Early last week I happened to be in Lauren’s office when she received a phone call—it was someone calling the references of a TalentEgg intern and writer for a very cool position on the web team of one of Canada’s largest telecommunications companies.
By Thursday, she had been offered the role and Lauren forwarded me an email exchange between them about the opportunity. This was at the bottom of the chain, written by the intern:
I had an interview last week with [CompanyX] for the role of marketing specialist working for the [web] team. My interview went really well and he really liked hearing about the projects you’ve given me at TalentEgg. My experience at TalentEgg related perfectly to the position at [CompanyX].
It made me smile and I realized that, although TalentEgg is only a little over two years old, many of our interns, writers and assistant editors have already gone on to some amazing roles, including a marketing internship with a major bank, an editorial internship at The Walrus (one of the most prestigious and competitive internships in Canada!), and web editor of Wine Access magazine.
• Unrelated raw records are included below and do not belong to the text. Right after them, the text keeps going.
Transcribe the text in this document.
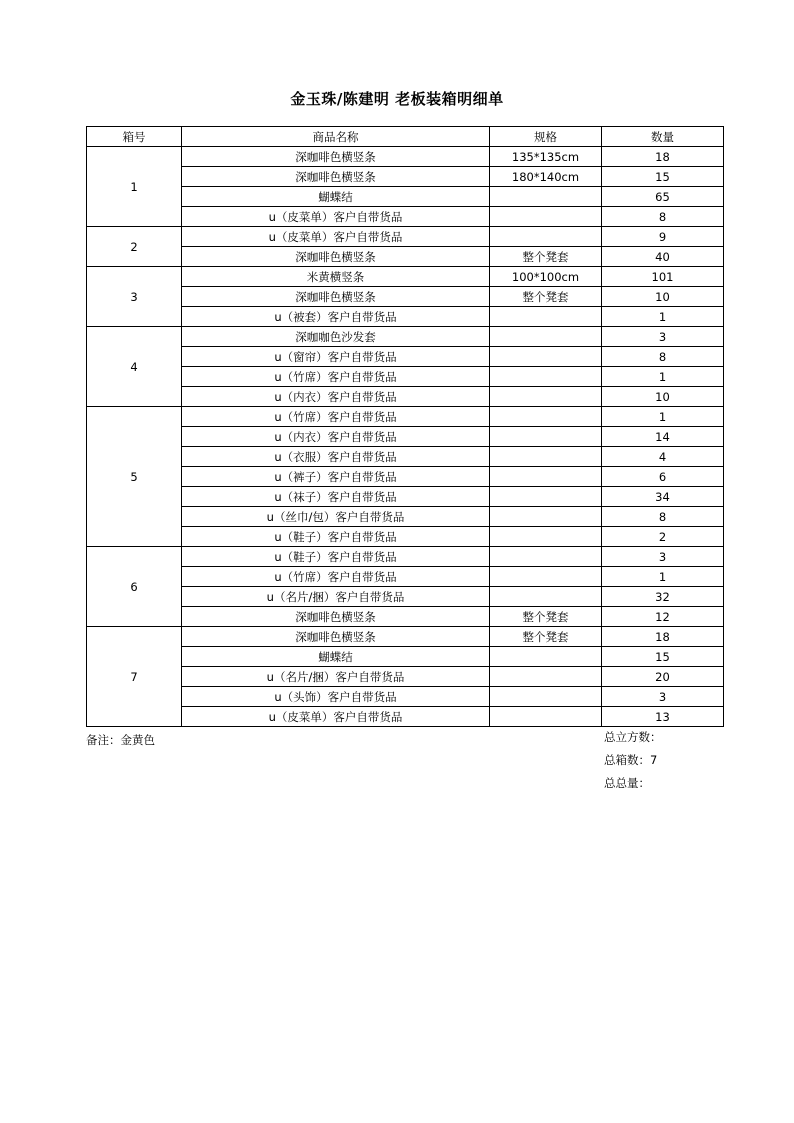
金玉珠/陈建明 老板装箱明细单
箱号	商品名称	规格	数量
1	深咖啡色横竖条	135*135cm	18
	深咖啡色横竖条	180*140cm	15
	蝴蝶结		65
	u（皮菜单）客户自带货品		8
2	u（皮菜单）客户自带货品		9
	深咖啡色横竖条	整个凳套	40
3	米黄横竖条	100*100cm	101
	深咖啡色横竖条	整个凳套	10
	u（被套）客户自带货品		1
4	深咖咖色沙发套		3
	u（窗帘）客户自带货品		8
	u（竹席）客户自带货品		1
	u（内衣）客户自带货品		10
5	u（竹席）客户自带货品		1
	u（内衣）客户自带货品		14
	u（衣服）客户自带货品		4
	u（裤子）客户自带货品		6
	u（袜子）客户自带货品		34
	u（丝巾/包）客户自带货品		8
	u（鞋子）客户自带货品		2
6	u（鞋子）客户自带货品		3
	u（竹席）客户自带货品		1
	u（名片/捆）客户自带货品		32
	深咖啡色横竖条	整个凳套	12
7	深咖啡色横竖条	整个凳套	18
	蝴蝶结		15
	u（名片/捆）客户自带货品		20
	u（头饰）客户自带货品		3
	u（皮菜单）客户自带货品		13
备注：金黄色	总立方数：
总箱数：7
总总量：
We’ve always been a very small core team supported by a group of smart, hard-working interns—some full-time, others part-time; some paid, others unpaid.
As someone who started at the company as an intern during its first summer more than two years ago, I know how valuable an internship at TalentEgg can be.
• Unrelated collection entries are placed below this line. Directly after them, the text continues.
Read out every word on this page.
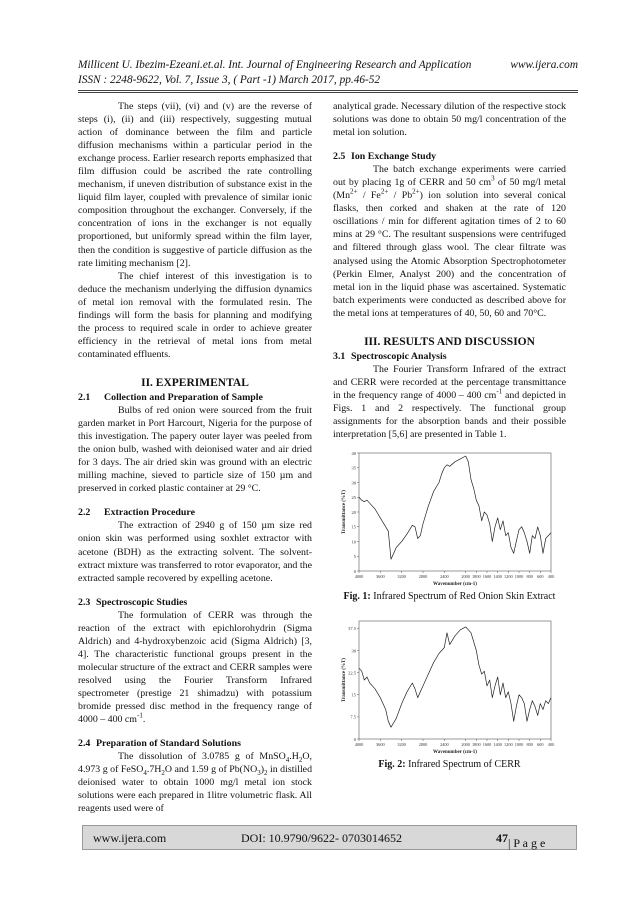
Millicent U. Ibezim-Ezeani.et.al. Int. Journal of Engineering Research and Application	www.ijera.com
ISSN : 2248-9622, Vol. 7, Issue 3, ( Part -1) March 2017, pp.46-52

The steps (vii), (vi) and (v) are the reverse of steps (i), (ii) and (iii) respectively, suggesting mutual action of dominance between the film and particle diffusion mechanisms within a particular period in the exchange process. Earlier research reports emphasized that film diffusion could be ascribed the rate controlling mechanism, if uneven distribution of substance exist in the liquid film layer, coupled with prevalence of similar ionic composition throughout the exchanger. Conversely, if the concentration of ions in the exchanger is not equally proportioned, but uniformly spread within the film layer, then the condition is suggestive of particle diffusion as the rate limiting mechanism [2].

The chief interest of this investigation is to deduce the mechanism underlying the diffusion dynamics of metal ion removal with the formulated resin. The findings will form the basis for planning and modifying the process to required scale in order to achieve greater efficiency in the retrieval of metal ions from metal contaminated effluents.

II. EXPERIMENTAL
2.1 Collection and Preparation of Sample

Bulbs of red onion were sourced from the fruit garden market in Port Harcourt, Nigeria for the purpose of this investigation. The papery outer layer was peeled from the onion bulb, washed with deionised water and air dried for 3 days. The air dried skin was ground with an electric milling machine, sieved to particle size of 150 µm and preserved in corked plastic container at 29 °C.

2.2 Extraction Procedure

The extraction of 2940 g of 150 µm size red onion skin was performed using soxhlet extractor with acetone (BDH) as the extracting solvent. The solvent-extract mixture was transferred to rotor evaporator, and the extracted sample recovered by expelling acetone.

2.3 Spectroscopic Studies

The formulation of CERR was through the reaction of the extract with epichlorohydrin (Sigma Aldrich) and 4-hydroxybenzoic acid (Sigma Aldrich) [3, 4]. The characteristic functional groups present in the molecular structure of the extract and CERR samples were resolved using the Fourier Transform Infrared spectrometer (prestige 21 shimadzu) with potassium bromide pressed disc method in the frequency range of 4000 – 400 $cm^{-1}$.

2.4 Preparation of Standard Solutions

The dissolution of 3.0785 g of $MnSO_4.H_2O$, 4.973 g of $FeSO_4.7H_2O$ and 1.59 g of $Pb(NO_3)_2$ in distilled deionised water to obtain 1000 mg/l metal ion stock solutions were each prepared in 1litre volumetric flask. All reagents used were of

analytical grade. Necessary dilution of the respective stock solutions was done to obtain 50 mg/l concentration of the metal ion solution.

2.5 Ion Exchange Study

The batch exchange experiments were carried out by placing 1g of CERR and 50 $cm^3$ of 50 mg/l metal $(Mn^{2+} / Fe^{2+} / Pb^{2+})$ ion solution into several conical flasks, then corked and shaken at the rate of 120 oscillations / min for different agitation times of 2 to 60 mins at 29 °C. The resultant suspensions were centrifuged and filtered through glass wool. The clear filtrate was analysed using the Atomic Absorption Spectrophotometer (Perkin Elmer, Analyst 200) and the concentration of metal ion in the liquid phase was ascertained. Systematic batch experiments were conducted as described above for the metal ions at temperatures of 40, 50, 60 and 70°C.

III. RESULTS AND DISCUSSION
3.1 Spectroscopic Analysis

The Fourier Transform Infrared of the extract and CERR were recorded at the percentage transmittance in the frequency range of 4000 – 400 $cm^{-1}$ and depicted in Figs. 1 and 2 respectively. The functional group assignments for the absorption bands and their possible interpretation [5,6] are presented in Table 1.

0
5
10
15
20
25
30
35
40
4000	3600	3200	2800	2400	2000 1800 1600 1400 1200 1000 800 600 400
Wavenumber (cm-1)
Transmittance (%T)
Fig. 1: Infrared Spectrum of Red Onion Skin Extract
0
7.5
15
22.5
30
37.5
4000	3600	3200	2800	2400	2000 1800 1600 1400 1200 1000 800 600 400
Wavenumber (cm-1)
Transmittance (%T)
Fig. 2: Infrared Spectrum of CERR
www.ijera.com	DOI: 10.9790/9622- 0703014652	47 | P a g e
As long as you do the work that needs to be done, you can also get any experience you want.
You can experiment on new projects. You can be exposed to the work of each department. You get to work with students as well as with some of Canada’s biggest brands.
And although we sometimes struggle as young, inexperienced managers, we try to provide the best experience possible by keeping communication lines open. Seeing success stories like this one, where an intern was able to transfer her skills and experience to the next step in her career, makes it even more rewarding to work here (and it makes it a bit easier to navigate the challenges of being a young manager).
Plus, when we say students and recent grads should take on internships to help them launch their careers, we can actually back up that statement with solid examples from our own team!!